Inks on rice paper painted by Alex Wang
By Caroline Ho, Arts Editor
Fluid inks in smooth brushstrokes sweep across the walls of the Amelia Douglas Gallery in its newest exhibition, Etherealize, featuring the works of Burnaby-based artist Alex Wang (Wang Zhihao).
Etherealize, which opened on March 1, is a collection of figure paintings in the style of traditional Chinese painting. Made through ink washes on large sheets of rice paper (or Xuan paper), the seemingly-simple shades of black and grey flow across the canvases in rich, dynamic shapes and lines.
“Xuan paper has a characteristic: It is to record every stroke of ink and water,” Wang said in the exhibition’s artist statement. This irreversibility gives each piece a vivacious, ephemeral quality. All were painted from live models, Wang told the Other Press at the show’s opening reception, and all were completed fairly quickly.
“Every picture, you just spend 10 minutes, or at maximum 20 minutes. You have to finish it, and some pictures you draw [are] not successful and you fail,” said Wang.

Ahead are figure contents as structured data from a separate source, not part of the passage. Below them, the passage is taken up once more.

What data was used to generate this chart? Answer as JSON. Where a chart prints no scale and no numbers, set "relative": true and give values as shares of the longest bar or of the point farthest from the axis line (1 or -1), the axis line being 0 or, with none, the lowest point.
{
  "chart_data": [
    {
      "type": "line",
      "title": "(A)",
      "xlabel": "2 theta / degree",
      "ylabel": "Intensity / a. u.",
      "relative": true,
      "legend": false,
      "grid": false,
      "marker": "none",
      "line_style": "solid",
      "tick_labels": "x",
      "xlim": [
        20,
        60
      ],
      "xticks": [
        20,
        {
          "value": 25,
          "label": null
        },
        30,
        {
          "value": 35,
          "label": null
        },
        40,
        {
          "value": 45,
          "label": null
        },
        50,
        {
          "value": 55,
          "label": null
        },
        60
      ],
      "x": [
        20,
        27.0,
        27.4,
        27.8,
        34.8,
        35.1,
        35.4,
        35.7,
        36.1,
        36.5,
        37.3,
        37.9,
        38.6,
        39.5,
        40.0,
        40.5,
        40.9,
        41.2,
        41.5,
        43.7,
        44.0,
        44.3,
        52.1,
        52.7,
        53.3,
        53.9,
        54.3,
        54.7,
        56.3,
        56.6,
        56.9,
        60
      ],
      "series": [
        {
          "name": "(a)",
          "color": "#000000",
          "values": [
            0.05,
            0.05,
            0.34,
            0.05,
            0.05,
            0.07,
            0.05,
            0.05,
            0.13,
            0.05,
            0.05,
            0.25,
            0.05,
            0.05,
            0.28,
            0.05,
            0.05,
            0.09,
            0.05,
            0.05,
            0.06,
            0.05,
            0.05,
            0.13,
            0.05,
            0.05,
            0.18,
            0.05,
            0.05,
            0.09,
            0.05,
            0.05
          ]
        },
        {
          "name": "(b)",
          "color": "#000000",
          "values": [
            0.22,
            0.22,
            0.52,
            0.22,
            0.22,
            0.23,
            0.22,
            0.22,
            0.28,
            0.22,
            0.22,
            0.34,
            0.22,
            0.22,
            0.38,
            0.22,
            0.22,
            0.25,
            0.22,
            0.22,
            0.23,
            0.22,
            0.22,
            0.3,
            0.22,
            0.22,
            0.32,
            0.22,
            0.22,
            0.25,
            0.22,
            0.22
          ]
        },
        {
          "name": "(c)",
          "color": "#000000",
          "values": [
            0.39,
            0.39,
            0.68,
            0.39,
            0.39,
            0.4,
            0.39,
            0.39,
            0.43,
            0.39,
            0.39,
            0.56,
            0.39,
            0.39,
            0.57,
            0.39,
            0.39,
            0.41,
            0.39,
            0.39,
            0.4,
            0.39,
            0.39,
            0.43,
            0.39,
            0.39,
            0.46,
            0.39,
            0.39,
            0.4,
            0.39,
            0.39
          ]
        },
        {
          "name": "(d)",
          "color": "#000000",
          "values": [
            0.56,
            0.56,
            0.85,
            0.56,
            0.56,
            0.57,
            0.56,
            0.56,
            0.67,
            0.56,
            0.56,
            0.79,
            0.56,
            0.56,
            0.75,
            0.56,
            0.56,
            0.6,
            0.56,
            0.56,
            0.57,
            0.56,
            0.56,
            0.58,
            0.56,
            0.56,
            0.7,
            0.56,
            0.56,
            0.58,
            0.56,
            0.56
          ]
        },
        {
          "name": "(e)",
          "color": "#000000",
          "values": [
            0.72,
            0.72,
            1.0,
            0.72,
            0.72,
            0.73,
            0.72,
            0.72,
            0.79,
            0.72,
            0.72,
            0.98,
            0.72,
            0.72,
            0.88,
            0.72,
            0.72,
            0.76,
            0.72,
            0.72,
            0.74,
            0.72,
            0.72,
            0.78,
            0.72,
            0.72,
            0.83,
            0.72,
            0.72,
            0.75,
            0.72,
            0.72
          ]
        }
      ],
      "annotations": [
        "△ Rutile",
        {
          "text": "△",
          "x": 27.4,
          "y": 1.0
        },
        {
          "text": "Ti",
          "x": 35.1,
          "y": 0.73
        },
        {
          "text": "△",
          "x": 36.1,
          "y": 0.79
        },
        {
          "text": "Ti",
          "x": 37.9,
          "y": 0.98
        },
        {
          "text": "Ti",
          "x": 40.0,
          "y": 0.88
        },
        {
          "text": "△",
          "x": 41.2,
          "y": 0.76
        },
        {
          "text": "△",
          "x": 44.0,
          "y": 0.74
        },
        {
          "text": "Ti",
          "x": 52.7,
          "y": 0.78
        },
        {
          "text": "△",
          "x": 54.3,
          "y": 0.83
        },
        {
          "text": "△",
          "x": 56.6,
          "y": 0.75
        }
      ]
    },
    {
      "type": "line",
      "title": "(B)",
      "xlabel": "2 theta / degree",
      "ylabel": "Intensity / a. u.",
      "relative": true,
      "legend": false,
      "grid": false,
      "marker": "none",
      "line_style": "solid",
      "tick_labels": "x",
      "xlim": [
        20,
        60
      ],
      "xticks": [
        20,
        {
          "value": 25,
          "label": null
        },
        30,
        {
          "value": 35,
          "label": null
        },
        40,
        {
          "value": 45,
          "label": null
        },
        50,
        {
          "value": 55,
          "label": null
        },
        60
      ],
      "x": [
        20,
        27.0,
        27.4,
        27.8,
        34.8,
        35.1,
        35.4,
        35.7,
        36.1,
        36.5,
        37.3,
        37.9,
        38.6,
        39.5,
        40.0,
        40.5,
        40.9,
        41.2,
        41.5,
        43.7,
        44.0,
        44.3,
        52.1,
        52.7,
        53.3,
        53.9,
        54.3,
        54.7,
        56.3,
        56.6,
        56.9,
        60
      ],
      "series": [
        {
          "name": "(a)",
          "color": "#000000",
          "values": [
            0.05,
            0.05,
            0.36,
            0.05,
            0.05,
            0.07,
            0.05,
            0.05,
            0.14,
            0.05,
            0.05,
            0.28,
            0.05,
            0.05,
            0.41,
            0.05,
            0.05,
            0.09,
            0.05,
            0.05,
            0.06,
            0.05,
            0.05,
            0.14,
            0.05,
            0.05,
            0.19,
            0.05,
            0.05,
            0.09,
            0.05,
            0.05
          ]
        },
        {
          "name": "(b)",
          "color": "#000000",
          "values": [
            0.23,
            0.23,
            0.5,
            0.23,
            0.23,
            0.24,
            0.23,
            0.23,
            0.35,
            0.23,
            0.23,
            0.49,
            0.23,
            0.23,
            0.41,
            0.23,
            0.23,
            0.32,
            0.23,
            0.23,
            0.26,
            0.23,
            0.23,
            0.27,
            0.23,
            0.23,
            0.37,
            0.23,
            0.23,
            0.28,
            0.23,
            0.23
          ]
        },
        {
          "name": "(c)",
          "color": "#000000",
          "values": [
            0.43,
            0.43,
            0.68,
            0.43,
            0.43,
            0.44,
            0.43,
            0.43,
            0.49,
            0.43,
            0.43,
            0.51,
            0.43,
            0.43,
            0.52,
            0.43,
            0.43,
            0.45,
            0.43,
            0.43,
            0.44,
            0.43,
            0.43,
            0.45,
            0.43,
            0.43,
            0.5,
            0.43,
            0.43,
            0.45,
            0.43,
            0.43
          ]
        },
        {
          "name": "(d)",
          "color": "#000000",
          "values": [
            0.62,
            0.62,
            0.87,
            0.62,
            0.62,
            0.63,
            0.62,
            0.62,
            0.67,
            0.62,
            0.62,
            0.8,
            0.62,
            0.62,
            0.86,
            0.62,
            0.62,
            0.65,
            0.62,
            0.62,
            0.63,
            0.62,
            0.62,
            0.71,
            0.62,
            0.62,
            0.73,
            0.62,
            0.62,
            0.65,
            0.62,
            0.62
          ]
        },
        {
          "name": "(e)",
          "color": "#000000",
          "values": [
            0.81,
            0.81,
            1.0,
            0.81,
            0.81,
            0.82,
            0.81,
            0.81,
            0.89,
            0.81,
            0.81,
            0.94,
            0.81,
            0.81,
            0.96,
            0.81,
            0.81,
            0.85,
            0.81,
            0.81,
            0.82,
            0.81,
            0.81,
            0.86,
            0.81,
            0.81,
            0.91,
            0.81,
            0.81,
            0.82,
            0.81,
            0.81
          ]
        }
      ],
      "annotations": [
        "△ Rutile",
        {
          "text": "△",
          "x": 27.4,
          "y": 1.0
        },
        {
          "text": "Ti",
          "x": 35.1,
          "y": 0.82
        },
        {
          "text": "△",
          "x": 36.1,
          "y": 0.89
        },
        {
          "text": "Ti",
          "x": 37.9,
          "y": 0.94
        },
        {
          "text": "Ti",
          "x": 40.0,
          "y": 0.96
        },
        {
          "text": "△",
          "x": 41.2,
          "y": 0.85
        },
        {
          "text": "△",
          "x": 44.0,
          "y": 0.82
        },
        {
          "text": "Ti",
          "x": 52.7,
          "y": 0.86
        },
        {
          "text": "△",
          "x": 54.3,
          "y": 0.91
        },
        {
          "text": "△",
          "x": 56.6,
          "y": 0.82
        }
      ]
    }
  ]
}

Though Etherealize showcases 20 works, these are selected from hundreds of similar paintings that Wang has done.
The exhibition opening also featured Wang himself giving a live demonstration of his work, painting a colourful portrait of two young girls at the reception, in front of an audience of captivated watchers.
Wang said he isn’t nervous about painting in front of a crowd, but he does find it tiring to work on such a large canvas and having to move up and down the paper. However, he said he also finds it very exciting.
Wang has exhibited at the Amelia Douglas Gallery previously, with a solo exhibition called Alternating Seasons in 2010. In his previous Douglas show he used a different type of paper, allowing him to create more detailed works, such as intricate illustrations of trees—some examples are currently on display in the gallery.
“This time it’s raw rice paper, so it’s hard to control the colour, but the first exhibition it [was] easy to control the colour, and then you can draw more detail,” he said. “This is the difference, and this time it’s freestyle.”
Since the works of Etherealize are quick studies, Wang is also happy to donate most of the proceeds from the exhibition back to Douglas. The paintings are on sale for $100 each, and a generous portion of this price will go towards scholarships and other funding for student education.
The Amelia Douglas Gallery is located on the fourth floor of the New Westminster campus, and Etherealize will be open until April 21.